A Greyhound of a Girl ISBN: 9781407129334
Published by Marion Lloyd Books, 2011
I can't tell you how much I enjoyed this book! It's the best thing I've read in a long time, and is one of those books that is equally at home in adult hands as in children's. Mary is 12. She lives in Dublin in the midst of a loving family, but her grandmother, Emer, is in hospital, dying, and she and everyone else knows it. Mary, her mother, Scarlett, and Emer are very close, and when Mary meets a strange woman one day, there is something vaguely familiar about her.

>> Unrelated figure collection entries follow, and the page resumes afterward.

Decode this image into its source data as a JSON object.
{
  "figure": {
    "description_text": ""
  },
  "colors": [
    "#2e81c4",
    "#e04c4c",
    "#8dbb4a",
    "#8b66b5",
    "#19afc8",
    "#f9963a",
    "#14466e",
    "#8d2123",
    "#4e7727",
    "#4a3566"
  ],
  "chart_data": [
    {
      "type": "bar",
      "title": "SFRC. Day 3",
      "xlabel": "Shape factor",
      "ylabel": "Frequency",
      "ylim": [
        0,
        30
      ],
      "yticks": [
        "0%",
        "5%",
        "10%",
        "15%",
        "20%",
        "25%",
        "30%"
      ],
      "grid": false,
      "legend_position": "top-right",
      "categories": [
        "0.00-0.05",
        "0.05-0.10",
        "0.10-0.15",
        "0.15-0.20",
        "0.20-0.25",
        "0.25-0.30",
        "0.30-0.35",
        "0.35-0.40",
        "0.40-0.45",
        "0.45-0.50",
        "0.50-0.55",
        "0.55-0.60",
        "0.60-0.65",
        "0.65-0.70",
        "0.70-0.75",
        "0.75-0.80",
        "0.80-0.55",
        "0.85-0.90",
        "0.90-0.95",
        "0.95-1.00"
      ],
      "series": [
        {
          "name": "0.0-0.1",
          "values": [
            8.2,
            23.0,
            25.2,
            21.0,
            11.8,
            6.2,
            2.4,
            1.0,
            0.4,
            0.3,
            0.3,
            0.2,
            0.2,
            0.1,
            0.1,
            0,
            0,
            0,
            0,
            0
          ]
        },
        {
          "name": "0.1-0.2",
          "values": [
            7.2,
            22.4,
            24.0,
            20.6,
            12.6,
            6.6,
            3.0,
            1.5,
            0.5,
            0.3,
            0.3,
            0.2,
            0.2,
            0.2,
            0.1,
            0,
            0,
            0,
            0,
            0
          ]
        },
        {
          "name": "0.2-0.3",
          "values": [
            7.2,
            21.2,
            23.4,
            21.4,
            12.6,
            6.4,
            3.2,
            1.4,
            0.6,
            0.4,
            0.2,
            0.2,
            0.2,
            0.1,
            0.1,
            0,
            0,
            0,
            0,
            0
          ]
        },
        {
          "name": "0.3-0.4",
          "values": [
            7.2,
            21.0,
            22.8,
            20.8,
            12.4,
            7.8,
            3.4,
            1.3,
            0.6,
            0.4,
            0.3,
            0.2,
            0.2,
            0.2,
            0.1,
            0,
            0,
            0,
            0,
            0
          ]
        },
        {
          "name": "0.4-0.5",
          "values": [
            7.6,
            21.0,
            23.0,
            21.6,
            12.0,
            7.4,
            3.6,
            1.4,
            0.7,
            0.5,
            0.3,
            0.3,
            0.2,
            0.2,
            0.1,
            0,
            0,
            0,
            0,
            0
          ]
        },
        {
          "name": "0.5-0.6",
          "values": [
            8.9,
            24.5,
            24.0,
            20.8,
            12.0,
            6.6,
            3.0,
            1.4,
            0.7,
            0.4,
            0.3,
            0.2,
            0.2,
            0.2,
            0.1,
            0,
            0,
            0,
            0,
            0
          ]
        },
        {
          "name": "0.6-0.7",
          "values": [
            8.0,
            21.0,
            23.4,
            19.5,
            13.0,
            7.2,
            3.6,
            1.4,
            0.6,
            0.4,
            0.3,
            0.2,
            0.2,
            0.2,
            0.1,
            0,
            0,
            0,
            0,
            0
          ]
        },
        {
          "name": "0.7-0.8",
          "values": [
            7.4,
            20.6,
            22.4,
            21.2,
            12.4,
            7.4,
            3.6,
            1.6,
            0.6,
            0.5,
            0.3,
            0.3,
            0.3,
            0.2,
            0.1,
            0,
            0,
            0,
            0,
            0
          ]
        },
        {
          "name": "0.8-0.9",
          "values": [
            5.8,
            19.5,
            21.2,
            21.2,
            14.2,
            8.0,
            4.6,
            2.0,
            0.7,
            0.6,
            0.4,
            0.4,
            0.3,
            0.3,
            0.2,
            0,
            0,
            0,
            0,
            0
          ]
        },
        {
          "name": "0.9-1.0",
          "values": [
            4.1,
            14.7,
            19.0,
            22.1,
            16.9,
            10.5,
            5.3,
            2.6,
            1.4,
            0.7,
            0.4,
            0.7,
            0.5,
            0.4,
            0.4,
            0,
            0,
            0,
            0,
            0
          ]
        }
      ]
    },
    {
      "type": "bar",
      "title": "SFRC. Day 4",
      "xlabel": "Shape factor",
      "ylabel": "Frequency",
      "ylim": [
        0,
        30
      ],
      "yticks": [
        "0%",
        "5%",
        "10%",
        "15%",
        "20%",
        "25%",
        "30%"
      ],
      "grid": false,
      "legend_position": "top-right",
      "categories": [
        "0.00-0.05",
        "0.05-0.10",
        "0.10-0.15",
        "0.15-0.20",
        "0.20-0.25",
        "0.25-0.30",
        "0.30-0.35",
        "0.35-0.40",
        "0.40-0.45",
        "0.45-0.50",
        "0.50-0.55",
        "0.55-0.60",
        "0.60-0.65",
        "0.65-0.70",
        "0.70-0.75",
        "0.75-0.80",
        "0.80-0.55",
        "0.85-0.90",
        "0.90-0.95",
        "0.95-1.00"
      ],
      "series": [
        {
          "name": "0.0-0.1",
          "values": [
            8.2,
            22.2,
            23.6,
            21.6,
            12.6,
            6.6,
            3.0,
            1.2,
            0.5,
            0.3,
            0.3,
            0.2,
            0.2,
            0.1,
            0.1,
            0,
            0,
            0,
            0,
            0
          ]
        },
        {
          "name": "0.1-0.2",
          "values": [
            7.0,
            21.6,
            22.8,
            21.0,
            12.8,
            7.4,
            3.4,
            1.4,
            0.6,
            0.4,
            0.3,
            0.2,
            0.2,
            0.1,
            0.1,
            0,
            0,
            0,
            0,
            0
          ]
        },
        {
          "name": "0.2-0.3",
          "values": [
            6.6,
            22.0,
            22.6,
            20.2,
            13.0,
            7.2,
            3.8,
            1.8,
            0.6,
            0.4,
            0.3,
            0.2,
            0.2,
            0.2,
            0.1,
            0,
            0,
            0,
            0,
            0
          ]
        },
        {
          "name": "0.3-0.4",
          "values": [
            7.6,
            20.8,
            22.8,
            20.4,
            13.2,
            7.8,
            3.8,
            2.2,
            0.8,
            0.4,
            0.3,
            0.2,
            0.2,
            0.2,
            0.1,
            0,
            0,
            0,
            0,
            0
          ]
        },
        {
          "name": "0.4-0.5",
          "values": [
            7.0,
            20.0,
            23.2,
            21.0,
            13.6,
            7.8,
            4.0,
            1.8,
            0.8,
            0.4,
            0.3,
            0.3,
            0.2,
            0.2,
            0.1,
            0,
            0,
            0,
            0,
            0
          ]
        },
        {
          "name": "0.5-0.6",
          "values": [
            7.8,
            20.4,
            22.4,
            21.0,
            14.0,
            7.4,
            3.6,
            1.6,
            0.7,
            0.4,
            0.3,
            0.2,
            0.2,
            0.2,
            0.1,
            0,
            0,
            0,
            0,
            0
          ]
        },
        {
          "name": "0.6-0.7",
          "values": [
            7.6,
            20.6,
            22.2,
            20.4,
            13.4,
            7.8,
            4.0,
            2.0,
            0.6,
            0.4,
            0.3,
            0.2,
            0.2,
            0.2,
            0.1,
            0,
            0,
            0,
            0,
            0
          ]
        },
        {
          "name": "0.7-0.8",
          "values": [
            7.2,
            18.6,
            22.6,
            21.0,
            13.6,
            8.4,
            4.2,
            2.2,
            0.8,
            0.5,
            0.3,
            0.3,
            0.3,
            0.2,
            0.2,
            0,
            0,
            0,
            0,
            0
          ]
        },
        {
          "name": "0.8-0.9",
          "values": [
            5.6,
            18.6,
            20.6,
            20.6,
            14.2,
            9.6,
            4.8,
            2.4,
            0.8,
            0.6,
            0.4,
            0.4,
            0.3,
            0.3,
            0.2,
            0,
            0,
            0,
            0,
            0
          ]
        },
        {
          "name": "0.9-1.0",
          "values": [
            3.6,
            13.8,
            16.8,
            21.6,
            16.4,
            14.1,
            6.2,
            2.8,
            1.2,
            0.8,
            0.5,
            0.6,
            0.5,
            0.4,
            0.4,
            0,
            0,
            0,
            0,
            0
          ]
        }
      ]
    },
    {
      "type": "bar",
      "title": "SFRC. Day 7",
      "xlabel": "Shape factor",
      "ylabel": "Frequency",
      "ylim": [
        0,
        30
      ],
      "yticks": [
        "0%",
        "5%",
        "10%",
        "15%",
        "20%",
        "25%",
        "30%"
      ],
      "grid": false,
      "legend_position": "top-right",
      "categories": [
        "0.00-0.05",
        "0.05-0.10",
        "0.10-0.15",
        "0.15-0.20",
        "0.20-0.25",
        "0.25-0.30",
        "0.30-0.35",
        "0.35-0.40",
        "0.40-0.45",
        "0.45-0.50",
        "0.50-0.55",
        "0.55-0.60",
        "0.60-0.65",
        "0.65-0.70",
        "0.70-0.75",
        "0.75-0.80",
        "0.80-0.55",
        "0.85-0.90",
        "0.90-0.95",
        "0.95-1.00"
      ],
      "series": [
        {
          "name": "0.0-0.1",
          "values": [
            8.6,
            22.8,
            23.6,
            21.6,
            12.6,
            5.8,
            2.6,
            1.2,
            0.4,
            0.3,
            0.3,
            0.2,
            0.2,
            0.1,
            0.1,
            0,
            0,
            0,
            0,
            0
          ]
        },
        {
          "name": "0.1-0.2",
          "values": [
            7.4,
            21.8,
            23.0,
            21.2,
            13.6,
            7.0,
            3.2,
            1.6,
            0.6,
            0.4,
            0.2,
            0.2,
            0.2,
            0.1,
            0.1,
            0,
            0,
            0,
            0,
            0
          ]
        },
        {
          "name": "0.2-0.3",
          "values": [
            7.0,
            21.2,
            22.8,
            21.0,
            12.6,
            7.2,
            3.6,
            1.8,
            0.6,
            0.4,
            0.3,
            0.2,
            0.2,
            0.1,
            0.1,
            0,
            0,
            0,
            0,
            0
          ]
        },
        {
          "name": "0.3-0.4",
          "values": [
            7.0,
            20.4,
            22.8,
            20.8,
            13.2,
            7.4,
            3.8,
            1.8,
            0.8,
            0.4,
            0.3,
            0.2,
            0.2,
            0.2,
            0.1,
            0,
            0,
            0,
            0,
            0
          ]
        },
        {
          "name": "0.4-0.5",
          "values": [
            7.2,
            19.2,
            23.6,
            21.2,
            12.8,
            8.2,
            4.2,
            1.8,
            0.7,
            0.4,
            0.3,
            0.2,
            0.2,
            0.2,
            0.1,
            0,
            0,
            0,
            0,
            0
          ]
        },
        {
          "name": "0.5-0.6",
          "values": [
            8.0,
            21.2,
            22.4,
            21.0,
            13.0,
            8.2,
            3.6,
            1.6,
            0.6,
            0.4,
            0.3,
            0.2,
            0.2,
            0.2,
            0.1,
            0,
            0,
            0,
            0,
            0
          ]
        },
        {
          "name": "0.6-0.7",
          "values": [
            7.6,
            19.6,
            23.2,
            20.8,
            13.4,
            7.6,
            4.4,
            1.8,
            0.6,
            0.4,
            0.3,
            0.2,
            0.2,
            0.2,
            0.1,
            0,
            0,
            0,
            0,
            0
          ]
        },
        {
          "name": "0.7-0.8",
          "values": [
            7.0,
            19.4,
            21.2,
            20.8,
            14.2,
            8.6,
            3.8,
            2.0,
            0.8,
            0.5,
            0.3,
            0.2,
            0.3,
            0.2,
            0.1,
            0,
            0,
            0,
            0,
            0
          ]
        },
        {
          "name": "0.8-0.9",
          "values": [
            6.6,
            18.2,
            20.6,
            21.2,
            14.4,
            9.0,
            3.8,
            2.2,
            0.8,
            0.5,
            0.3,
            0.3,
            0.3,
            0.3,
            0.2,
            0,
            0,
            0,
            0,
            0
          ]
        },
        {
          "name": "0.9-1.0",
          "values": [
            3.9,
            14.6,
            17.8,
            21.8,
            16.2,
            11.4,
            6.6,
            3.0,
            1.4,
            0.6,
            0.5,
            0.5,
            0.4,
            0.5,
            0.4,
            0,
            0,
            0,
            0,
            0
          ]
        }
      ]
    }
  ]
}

Not only that, there is something distinctly odd too: she shimmers and seems to go in and out of focus. When Mary tells her mum that she has met this woman called Tansy, mum is shocked. Her grandmother was called Tansy. When Mary and Scarlett both meet Tansy, they are hardly surprised to discover she is a ghost, and is, in fact, Emer's mother. She died when Emer was only 3, and she has 'hung around' to make sure Emer is all right. In a series of flashbacks from 1928 to the present, told by Scarlett, Emer and Tansy, we learn about life on the farm near Enniscorthy, and Mary comes to a fuller realisation about her family, its tragedies and its joys. The book is full of humour and fun, and witty dialogue which makes the sad theme more poignant in a way, and deeply moving. In a wonderful denouement, the four women drive south in Scarlett's car to see the old farmhouse and some of the places important to them, and Emer is made to realise that death with her mother by her side is not so bad after all. A brilliant, funny, sophisticated, inspiring book.